UFCW 324 Communications / News
California Supermarket Workers Locked Out During Dispute Seek Unemployment Benefits
February 12, 2007 · Wire Services
LOS ANGELES--Attorneys representing about 4,000 United Food and Commercial Worker members who worked at Albertson's Inc. asked a trial court in Los Angeles February 5 to overturn a state unemployment appeals board's decision that the workers were not entitled to unemployment benefits stemming from a 2003-2004 dispute (Tarkington v. Calif. Unemployment Ins. Appeals Bd., Cal. Super. Ct., No. BS107174, filed 2/5/07).
The move follows a similar appeal filed January 25 on behalf of about 4,000 employees of Ralphs Grocery Co. affected by the same dispute and denied unemployment benefits (Duran v. Calif. Unemployment Ins. Appeals Bd., Cal. Super. Ct., No. BS100719, filed 1/25/07).
The lawsuits, which come as talks begin on new contracts in Southern California's food industry, stem from a lockout of thousands of workers by Albertson's and Ralphs, a division of Ohio-based Kroger Co., during a four-and-a-half-month labor dispute that marked the last round of negotiations three years ago. The workers are seeking to recover unemployment payments that the state denied them at the time.
The appeal initially was filed in December 2005, covering some 8,000 UFCW members at Albertson's and Ralphs. But in December 2006, a state judge agreed with the supermarket chains that UFCW violated procedural requirements by suing both companies at once and tossed out the claims. As a result, the claims were refiled against the separate parties.
Workers Timely Filed Claims
The complaints seek to represent a class made up of all individuals who were employed at the two supermarket chains during the period from October 11, 2003, through February 26, 2004, and who filed timely unemployment claims with the California Employment Development Department but were denied the benefits.
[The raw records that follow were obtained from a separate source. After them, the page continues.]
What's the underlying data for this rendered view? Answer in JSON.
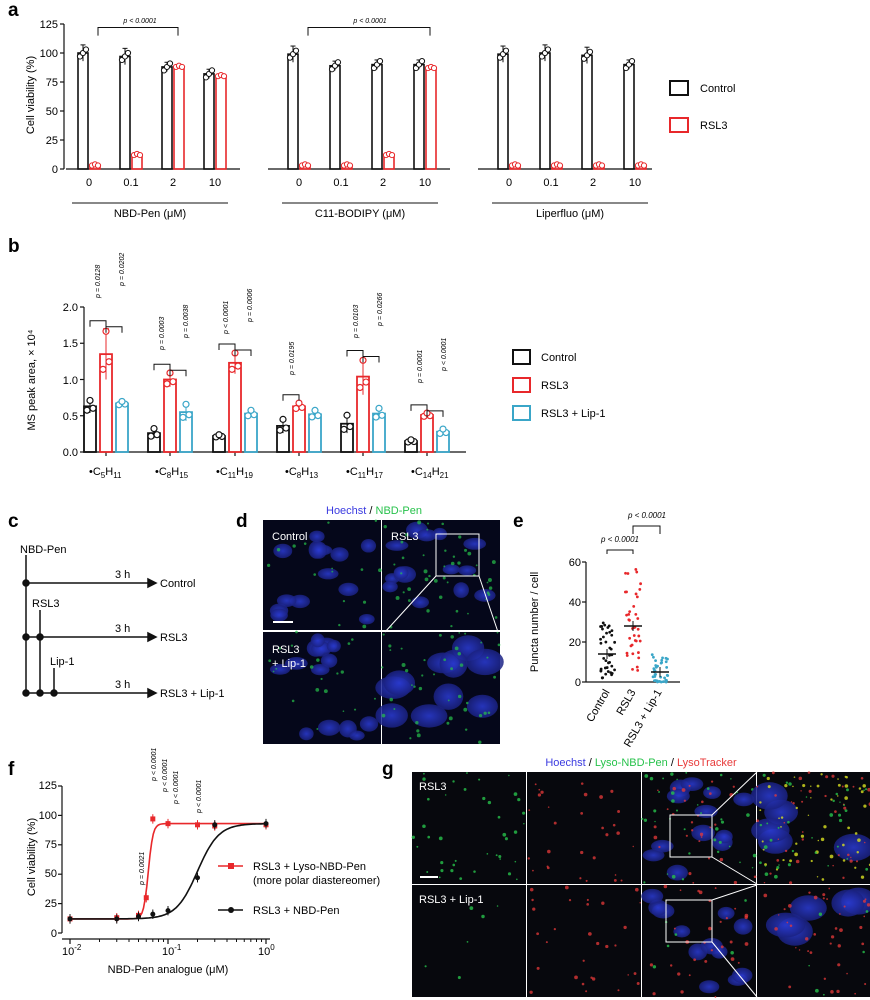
{
  "panels": {
    "a": "a",
    "b": "b",
    "c": "c",
    "d": "d",
    "e": "e",
    "f": "f",
    "g": "g"
  },
  "colors": {
    "control": "#111111",
    "rsl3": "#e8282b",
    "lip1": "#3aa6c8",
    "hoechst": "#3a3ae0",
    "green": "#27c24b",
    "red": "#e83a3a",
    "points_f_red": "#e8282b",
    "points_f_black": "#111111"
  },
  "pa": {
    "ylabel": "Cell viability (%)",
    "yticks": [
      "0",
      "25",
      "50",
      "75",
      "100",
      "125"
    ],
    "legend": [
      "Control",
      "RSL3"
    ],
    "pvals": [
      "p < 0.0001",
      "p < 0.0001"
    ],
    "groups": [
      "NBD-Pen (μM)",
      "C11-BODIPY (μM)",
      "Liperfluo (μM)"
    ]
  },
  "pb": {
    "ylabel": "MS peak area, × 10⁴",
    "yticks": [
      "0.0",
      "0.5",
      "1.0",
      "1.5",
      "2.0"
    ],
    "legend": [
      "Control",
      "RSL3",
      "RSL3 + Lip-1"
    ],
    "cats_main": [
      "•C",
      "•C",
      "•C",
      "•C",
      "•C",
      "•C"
    ],
    "cats_sub1": [
      "5",
      "8",
      "11",
      "8",
      "11",
      "14"
    ],
    "cats_H": [
      "H",
      "H",
      "H",
      "H",
      "H",
      "H"
    ],
    "cats_sub2": [
      "11",
      "15",
      "19",
      "13",
      "17",
      "21"
    ],
    "pvals": [
      "p = 0.0128",
      "p = 0.0202",
      "p = 0.0003",
      "p = 0.0038",
      "p < 0.0001",
      "p = 0.0006",
      "p = 0.0195",
      "p = 0.0103",
      "p = 0.0266",
      "p = 0.0001",
      "p < 0.0001"
    ]
  },
  "pc": {
    "labels": [
      "NBD-Pen",
      "RSL3",
      "Lip-1"
    ],
    "times": [
      "3 h",
      "3 h",
      "3 h"
    ],
    "ends": [
      "Control",
      "RSL3",
      "RSL3 + Lip-1"
    ]
  },
  "pd": {
    "title_blue": "Hoechst",
    "title_sep": " / ",
    "title_green": "NBD-Pen",
    "labels": [
      "Control",
      "RSL3",
      "RSL3",
      "+ Lip-1"
    ]
  },
  "pe": {
    "ylabel": "Puncta number / cell",
    "yticks": [
      "0",
      "20",
      "40",
      "60"
    ],
    "cats": [
      "Control",
      "RSL3",
      "RSL3 + Lip-1"
    ],
    "pvals": [
      "p < 0.0001",
      "p < 0.0001"
    ]
  },
  "pf": {
    "ylabel": "Cell viability (%)",
    "xlabel": "NBD-Pen analogue (μM)",
    "yticks": [
      "0",
      "25",
      "50",
      "75",
      "100",
      "125"
    ],
    "xticks_base": [
      "10",
      "10",
      "10"
    ],
    "xticks_exp": [
      "-2",
      "-1",
      "0"
    ],
    "legend": [
      "RSL3 + Lyso-NBD-Pen",
      "(more polar diastereomer)",
      "RSL3 + NBD-Pen"
    ],
    "pvals": [
      "p < 0.0001",
      "p < 0.0001",
      "p < 0.0001",
      "p < 0.0001",
      "p = 0.0021"
    ]
  },
  "pg": {
    "title_blue": "Hoechst",
    "title_sep1": " / ",
    "title_green": "Lyso-NBD-Pen",
    "title_sep2": " / ",
    "title_red": "LysoTracker",
    "labels": [
      "RSL3",
      "RSL3 + Lip-1"
    ]
  },
  "chart_data": [
    {
      "panel": "a",
      "type": "bar",
      "ylabel": "Cell viability (%)",
      "ylim": [
        0,
        125
      ],
      "groups": [
        "NBD-Pen (μM)",
        "C11-BODIPY (μM)",
        "Liperfluo (μM)"
      ],
      "categories": [
        "0",
        "0.1",
        "2",
        "10"
      ],
      "series": [
        {
          "name": "Control",
          "values": [
            [
              100,
              97,
              88,
              82
            ],
            [
              99,
              89,
              90,
              90
            ],
            [
              99,
              100,
              98,
              90
            ]
          ]
        },
        {
          "name": "RSL3",
          "values": [
            [
              3,
              12,
              88,
              80
            ],
            [
              3,
              3,
              12,
              87
            ],
            [
              3,
              3,
              3,
              3
            ]
          ]
        }
      ]
    },
    {
      "panel": "b",
      "type": "bar",
      "ylabel": "MS peak area, × 10⁴",
      "ylim": [
        0,
        2.0
      ],
      "categories": [
        "•C5H11",
        "•C8H15",
        "•C11H19",
        "•C8H13",
        "•C11H17",
        "•C14H21"
      ],
      "series": [
        {
          "name": "Control",
          "values": [
            0.63,
            0.26,
            0.22,
            0.36,
            0.39,
            0.15
          ]
        },
        {
          "name": "RSL3",
          "values": [
            1.35,
            1.0,
            1.23,
            0.63,
            1.04,
            0.51
          ]
        },
        {
          "name": "RSL3 + Lip-1",
          "values": [
            0.67,
            0.55,
            0.53,
            0.52,
            0.53,
            0.28
          ]
        }
      ]
    },
    {
      "panel": "e",
      "type": "scatter",
      "ylabel": "Puncta number / cell",
      "ylim": [
        0,
        60
      ],
      "categories": [
        "Control",
        "RSL3",
        "RSL3 + Lip-1"
      ],
      "means": [
        14,
        28,
        5
      ]
    },
    {
      "panel": "f",
      "type": "line",
      "xlabel": "NBD-Pen analogue (μM)",
      "ylabel": "Cell viability (%)",
      "xscale": "log",
      "xlim": [
        0.01,
        1
      ],
      "ylim": [
        0,
        125
      ],
      "series": [
        {
          "name": "RSL3 + Lyso-NBD-Pen (more polar diastereomer)",
          "x": [
            0.01,
            0.03,
            0.05,
            0.06,
            0.07,
            0.1,
            0.2,
            0.3,
            1
          ],
          "y": [
            12,
            13,
            15,
            30,
            97,
            93,
            92,
            91,
            92
          ]
        },
        {
          "name": "RSL3 + NBD-Pen",
          "x": [
            0.01,
            0.03,
            0.05,
            0.07,
            0.1,
            0.2,
            0.3,
            1
          ],
          "y": [
            12,
            12,
            14,
            16,
            19,
            47,
            92,
            93
          ]
        }
      ]
    }
  ]
}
The department denied those claims, and the California Unemployment Insurance Appeals Board upheld that decision, based on the "trade dispute exception" to Section 1262 of the state Unemployment Insurance Code, which allows for denial of unemployment benefits to workers who voluntarily leave work and stay away because of a trade dispute.
Plaintiffs' attorneys, however, argue that "under well-settled case law, there is no basis for disqualification under Section 1262 of the California Unemployment Insurance Code in situations, such as this one, in which the cause of unemployment was not the direct result of a trade dispute but rather resulted from the employers' own unlawful and egregious conduct."
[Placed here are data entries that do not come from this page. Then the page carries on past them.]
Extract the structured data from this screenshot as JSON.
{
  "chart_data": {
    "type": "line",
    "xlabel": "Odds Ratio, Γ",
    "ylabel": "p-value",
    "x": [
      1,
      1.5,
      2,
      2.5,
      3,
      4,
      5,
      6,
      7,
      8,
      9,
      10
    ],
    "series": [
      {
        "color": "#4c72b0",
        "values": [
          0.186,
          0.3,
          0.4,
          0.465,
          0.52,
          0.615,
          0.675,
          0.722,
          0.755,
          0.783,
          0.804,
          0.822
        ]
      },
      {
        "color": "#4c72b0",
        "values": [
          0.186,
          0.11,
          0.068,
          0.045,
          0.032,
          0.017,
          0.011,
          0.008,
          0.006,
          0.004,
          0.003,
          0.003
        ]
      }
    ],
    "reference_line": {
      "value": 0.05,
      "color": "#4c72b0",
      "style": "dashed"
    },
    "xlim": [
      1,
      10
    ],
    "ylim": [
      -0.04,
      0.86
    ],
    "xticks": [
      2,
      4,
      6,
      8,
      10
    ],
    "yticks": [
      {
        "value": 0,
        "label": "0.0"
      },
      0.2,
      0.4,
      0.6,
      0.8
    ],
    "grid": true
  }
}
Moreover, the workers' complaints assert that the appeals board acknowledged as much in its decision upholding the denial of benefits. "We note that if there were final [National Labor Relations Board] decisions holding that there were unfair labor practices committed by the employer during the trade dispute, the Appeals Board would have jurisdiction to determine if the illegal acts were a cause of the extension of the trade dispute and the claimants' unemployment," the appeals board said in its ruling.
In July 2006, Ralphs pleaded guilty to federal charges related to the illegal rehiring of UFCW workers during the strike/lockout.
Albertson's never was charged by the U.S. Attorney's Office, but plaintiffs argue that it too recruited and hired striking workers under false names and Social Security numbers.
An attorney with NLRB Region 31 stated on February 7 that it still has three open cases against Albertson's stemming from its activities during the 2003-04 strike/lockout.
Moreover, a case brought by the California Attorney General in February 2004, charging that an agreement among the supermarket chains to share revenues in the event of a strike against any one of them violated antitrust laws, is still pending in federal court in Los Angeles.
UFCW Local 770, which represents some 17,000 supermarket workers in Southern California, and is the largest of the seven locals in the region, announced that it was to begin contract talks with Ralphs on February 5.